The sale included $300 million in shares to investors and $45 million in shares purchased by the investment banks underwriting the preferred stock issue, Tenet said. The company expects net proceeds of $335 million after expenses. Tenet said it used $315 million of the proceeds to repurchase $300 million of the company’s 9.25% senior notes due in 2015. Tenet had $800 million of the notes outstanding before the transactions, according to Dolliver.

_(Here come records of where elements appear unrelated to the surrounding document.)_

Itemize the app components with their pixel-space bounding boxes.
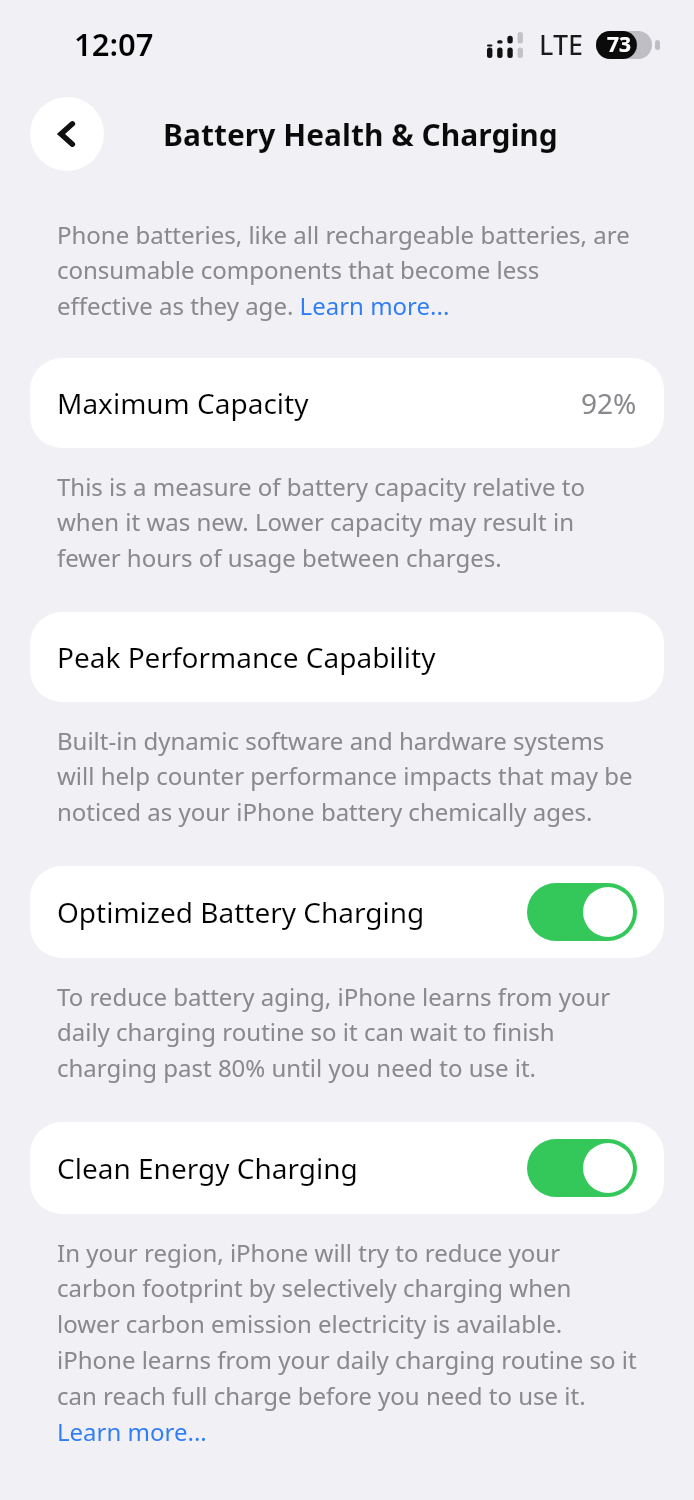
staticText: Phone batteries, like all rechargeable b… [57, 218, 637, 322]
staticText: Built-in dynamic software and hardware s… [57, 724, 637, 828]
staticText: Maximum Capacity [57, 384, 581, 422]
button[interactable]: Peak Performance Capability [30, 612, 664, 702]
staticText: Peak Performance Capability [57, 638, 637, 676]
button[interactable]: Clean Energy Charging [30, 1122, 664, 1214]
staticText: In your region, iPhone will try to reduc… [57, 1236, 637, 1448]
staticText: This is a measure of battery capacity re… [57, 470, 637, 574]
staticText: Optimized Battery Charging [57, 893, 527, 931]
button[interactable]: Maximum Capacity [30, 358, 664, 448]
staticText: 12:07 [74, 23, 154, 65]
button[interactable]: Toggle [527, 1139, 637, 1197]
button[interactable]: Optimized Battery Charging [30, 866, 664, 958]
staticText: LTE [539, 26, 584, 63]
staticText: 73 [607, 30, 632, 59]
staticText: To reduce battery aging, iPhone learns f… [57, 980, 637, 1084]
button[interactable]: Toggle [527, 883, 637, 941]
staticText: Clean Energy Charging [57, 1149, 527, 1187]
staticText: Battery Health & Charging [163, 114, 558, 155]
staticText: 92% [581, 384, 637, 422]
button[interactable]: Back [30, 97, 104, 171]
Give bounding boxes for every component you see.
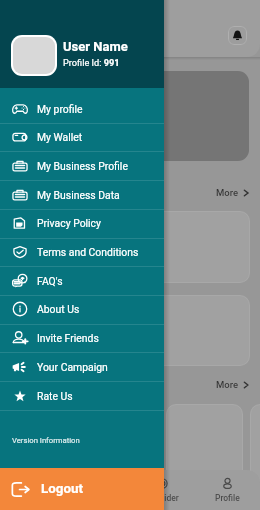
staticText: Provider (147, 493, 179, 503)
staticText: Profile Id: 991 (63, 57, 120, 68)
button[interactable]: Your Campaign (0, 353, 164, 381)
staticText: Privacy Policy (37, 217, 101, 229)
staticText: Terms and Conditions (37, 246, 139, 258)
button[interactable]: My Business Data (0, 181, 164, 209)
button[interactable]: Rate Us (0, 382, 164, 410)
button[interactable]: Privacy Policy (0, 209, 164, 237)
button[interactable] (11, 211, 250, 283)
staticText: About Us (37, 303, 80, 315)
button[interactable]: About Us (0, 295, 164, 323)
staticText: More (216, 379, 239, 390)
button[interactable]: Profile (195, 470, 260, 510)
staticText: Profile (215, 493, 240, 503)
button[interactable]: My Business Profile (0, 152, 164, 180)
staticText: My Wallet (37, 131, 83, 143)
staticText: Logout (41, 481, 84, 497)
button[interactable]: FAQ's (0, 267, 164, 295)
button[interactable] (166, 404, 243, 494)
button[interactable]: My profile (0, 95, 164, 123)
staticText: Rate Us (37, 390, 73, 402)
button[interactable]: Logout (0, 468, 164, 510)
button[interactable]: Invite Friends (0, 324, 164, 352)
staticText: FAQ's (37, 275, 63, 287)
staticText: My profile (37, 103, 83, 115)
button[interactable]: More (216, 185, 250, 200)
button[interactable] (12, 71, 249, 161)
staticText: User Name (63, 39, 128, 54)
staticText: My Business Data (37, 189, 120, 201)
button[interactable]: More (216, 377, 250, 392)
staticText: Your Campaign (37, 361, 108, 373)
button[interactable]: Provider (130, 470, 195, 510)
staticText: My Business Profile (37, 160, 128, 172)
staticText: Invite Friends (37, 332, 99, 344)
button[interactable]: Notifications (228, 26, 247, 45)
staticText: Home (21, 493, 44, 503)
button[interactable]: Terms and Conditions (0, 238, 164, 266)
button[interactable]: Booking (65, 470, 130, 510)
button[interactable]: My Wallet (0, 123, 164, 151)
staticText: More (216, 187, 239, 198)
button[interactable] (11, 295, 250, 366)
staticText: Version Information (12, 436, 80, 445)
button[interactable]: Home (0, 470, 65, 510)
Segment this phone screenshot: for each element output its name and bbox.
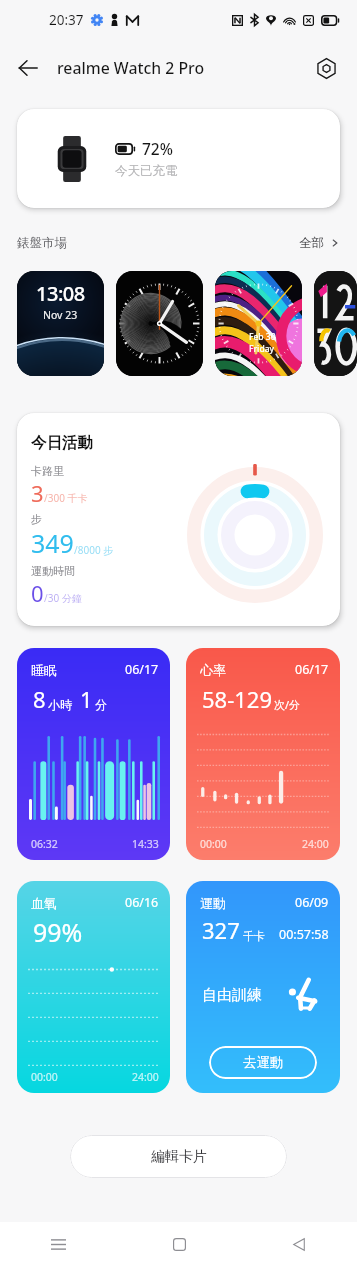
- staticText: 24:00: [132, 1070, 159, 1084]
- staticText: 8: [33, 684, 46, 714]
- button[interactable]: 72%: [17, 109, 340, 208]
- staticText: realme Watch 2 Pro: [57, 57, 205, 79]
- button[interactable]: Watch face 3: [215, 271, 302, 376]
- staticText: /300 千卡: [44, 491, 88, 505]
- button[interactable]: Watch face 1: [17, 271, 104, 376]
- staticText: /30 分鐘: [44, 591, 82, 605]
- staticText: 1: [80, 684, 93, 714]
- staticText: 20:37: [49, 11, 84, 29]
- staticText: 去運動: [243, 1054, 284, 1071]
- staticText: 0: [31, 578, 44, 608]
- staticText: 06/16: [125, 894, 159, 911]
- staticText: 00:00: [31, 1070, 58, 1084]
- button[interactable]: Recent apps: [36, 1222, 80, 1266]
- staticText: 血氧: [31, 895, 57, 911]
- staticText: 3: [31, 478, 44, 508]
- button[interactable]: 心率: [186, 648, 340, 860]
- staticText: 運動時間: [31, 564, 75, 578]
- staticText: 錶盤市場: [17, 235, 67, 251]
- staticText: 小時: [48, 697, 72, 712]
- staticText: 卡路里: [31, 464, 64, 478]
- staticText: /8000 步: [74, 543, 114, 557]
- button[interactable]: Watch face 4: [314, 271, 357, 376]
- button[interactable]: 血氧: [17, 881, 170, 1093]
- staticText: 分: [95, 697, 107, 712]
- button[interactable]: Watch face 2: [116, 271, 203, 376]
- button[interactable]: 去運動: [209, 1046, 317, 1079]
- button[interactable]: 編輯卡片: [70, 1135, 287, 1178]
- staticText: 00:57:58: [279, 926, 329, 943]
- staticText: 睡眠: [31, 662, 57, 678]
- staticText: 06/09: [295, 894, 329, 911]
- button[interactable]: 今日活動: [17, 413, 340, 626]
- staticText: 千卡: [243, 929, 265, 943]
- staticText: 運動: [200, 895, 226, 911]
- staticText: 58-129: [202, 684, 273, 714]
- button[interactable]: Settings: [307, 49, 345, 87]
- staticText: 06/17: [295, 661, 329, 678]
- button[interactable]: Back: [277, 1222, 321, 1266]
- staticText: 心率: [200, 662, 226, 678]
- button[interactable]: Home: [157, 1222, 201, 1266]
- staticText: 步: [31, 512, 42, 526]
- staticText: 13:08: [36, 280, 85, 307]
- button[interactable]: 運動: [186, 881, 340, 1093]
- staticText: 次/分: [274, 697, 301, 712]
- staticText: 今日活動: [31, 433, 93, 453]
- staticText: Friday: [249, 343, 274, 355]
- staticText: 14:33: [132, 837, 159, 851]
- staticText: 06:32: [31, 837, 58, 851]
- staticText: 24:00: [302, 837, 329, 851]
- staticText: Nov 23: [43, 308, 78, 322]
- button[interactable]: 錶盤市場: [17, 231, 340, 255]
- staticText: 今天已充電: [115, 163, 178, 179]
- staticText: 全部: [299, 235, 324, 251]
- staticText: 06/17: [125, 661, 159, 678]
- button[interactable]: 睡眠: [17, 648, 170, 860]
- staticText: 349: [31, 526, 74, 560]
- staticText: 327: [202, 915, 240, 945]
- staticText: Feb 30: [249, 331, 276, 343]
- staticText: 72%: [142, 138, 173, 159]
- staticText: 編輯卡片: [151, 1148, 207, 1166]
- staticText: 99%: [33, 915, 83, 949]
- staticText: 自由訓練: [202, 986, 262, 1005]
- button[interactable]: Back: [9, 49, 47, 87]
- staticText: 00:00: [200, 837, 227, 851]
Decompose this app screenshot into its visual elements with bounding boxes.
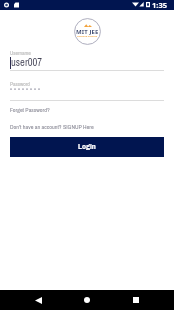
staticText: 1:35	[152, 0, 167, 10]
staticText: Username	[10, 49, 31, 56]
button[interactable]: Recent apps	[125, 290, 146, 310]
staticText: user007	[11, 55, 43, 69]
staticText: Password	[10, 80, 30, 87]
button[interactable]: Home	[76, 290, 97, 310]
staticText: coaching institute	[77, 34, 98, 37]
staticText: Forget Password?	[10, 106, 50, 114]
button[interactable]: Don't have an account? SIGNUP Here	[10, 123, 94, 131]
button[interactable]: Back	[28, 290, 49, 310]
staticText: ••••••••	[10, 85, 43, 94]
button[interactable]: Login	[10, 137, 164, 157]
staticText: Login	[78, 141, 96, 152]
staticText: MIT JEE	[76, 28, 99, 36]
button[interactable]: Forget Password?	[10, 106, 50, 114]
staticText: Don't have an account? SIGNUP Here	[10, 123, 94, 131]
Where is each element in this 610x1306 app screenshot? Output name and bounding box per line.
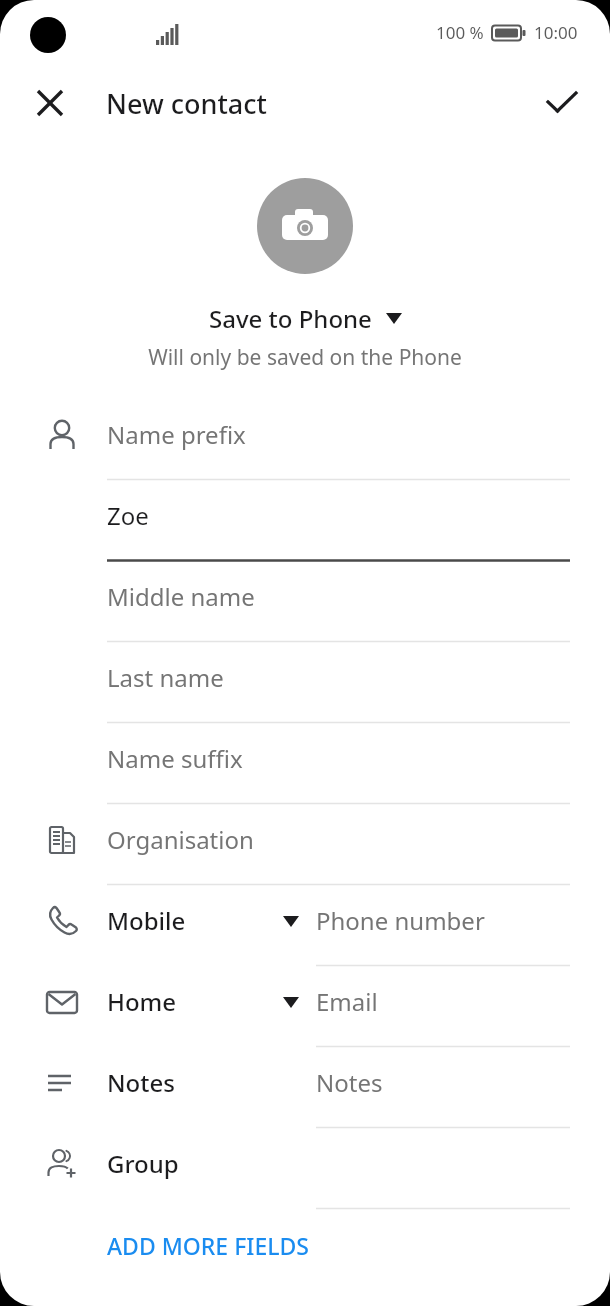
- button[interactable]: Add photo: [257, 178, 353, 274]
- staticText: Middle name: [107, 580, 255, 613]
- staticText: New contact: [106, 85, 267, 122]
- staticText: Zoe: [107, 499, 149, 532]
- staticText: Last name: [107, 661, 224, 694]
- button[interactable]: Home: [0, 967, 610, 1048]
- button[interactable]: Group: [0, 1129, 610, 1210]
- staticText: Email: [316, 985, 378, 1018]
- staticText: Name prefix: [107, 418, 246, 451]
- button[interactable]: Zoe: [0, 481, 610, 562]
- staticText: 10:00: [534, 21, 578, 44]
- button[interactable]: Close: [26, 79, 74, 127]
- staticText: Home: [107, 985, 177, 1018]
- staticText: Notes: [316, 1066, 383, 1099]
- button[interactable]: ADD MORE FIELDS: [0, 1210, 610, 1280]
- button[interactable]: Name suffix: [0, 724, 610, 805]
- staticText: 100 %: [436, 21, 484, 44]
- staticText: Notes: [107, 1066, 175, 1099]
- staticText: Save to Phone: [209, 302, 372, 335]
- staticText: Phone number: [316, 904, 485, 937]
- button[interactable]: Middle name: [0, 562, 610, 643]
- staticText: Group: [107, 1147, 179, 1180]
- button[interactable]: Last name: [0, 643, 610, 724]
- staticText: ADD MORE FIELDS: [107, 1230, 309, 1261]
- button[interactable]: Notes: [0, 1048, 610, 1129]
- staticText: Organisation: [107, 823, 254, 856]
- button[interactable]: Save: [536, 77, 588, 129]
- button[interactable]: Mobile: [0, 886, 610, 967]
- staticText: Will only be saved on the Phone: [148, 343, 462, 372]
- button[interactable]: Save to Phone: [201, 300, 410, 337]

By repurchasing those notes, Tenet will save nearly $27.8 million in interest costs annually. The dividend costs on $345 million are $24.2 million, for an annual savings of $3.6 million. The $1,000 face value preferred shares, moreover, will convert to between roughly 142 and 171 shares of Tenet’s common stock on Oct. 1, 2012; the precise number depends on the price of Tenet’s common shares on the mandatory conversion date. Once the preferred shares are converted, Villwock added, Tenet will reap all of the interest savings from the bonds that were repurchased with the proceeds.
Tenet’s previous financing moves this year—a $1.6 billion bond exchange offer in January and $450 million in new 10-year bonds sold in June—lengthened the company’s debt maturities, but did nothing to lower its overall debt (June 15, p. 12). “The biggest impediment that they have is the amount of leverage,” Villwock said. Tenet’s operating earnings are at least meeting its financing needs now, Villwock said, but cutting debt requires operating earnings to exceed those needs.
The company announced earlier this month that its expectations for 2009 earnings before interest, taxes, depreciation and amortization were rising to a range of $900 million to $950 million, up from $810 million to $875 million. In another report, Avondale’s Dolliver wrote that he expects the company to exceed $1 billion in 2010 on this measure of operating earnings, thanks to improvements in volume, good expense control and better-than-expected trends on bad debt and payer mix.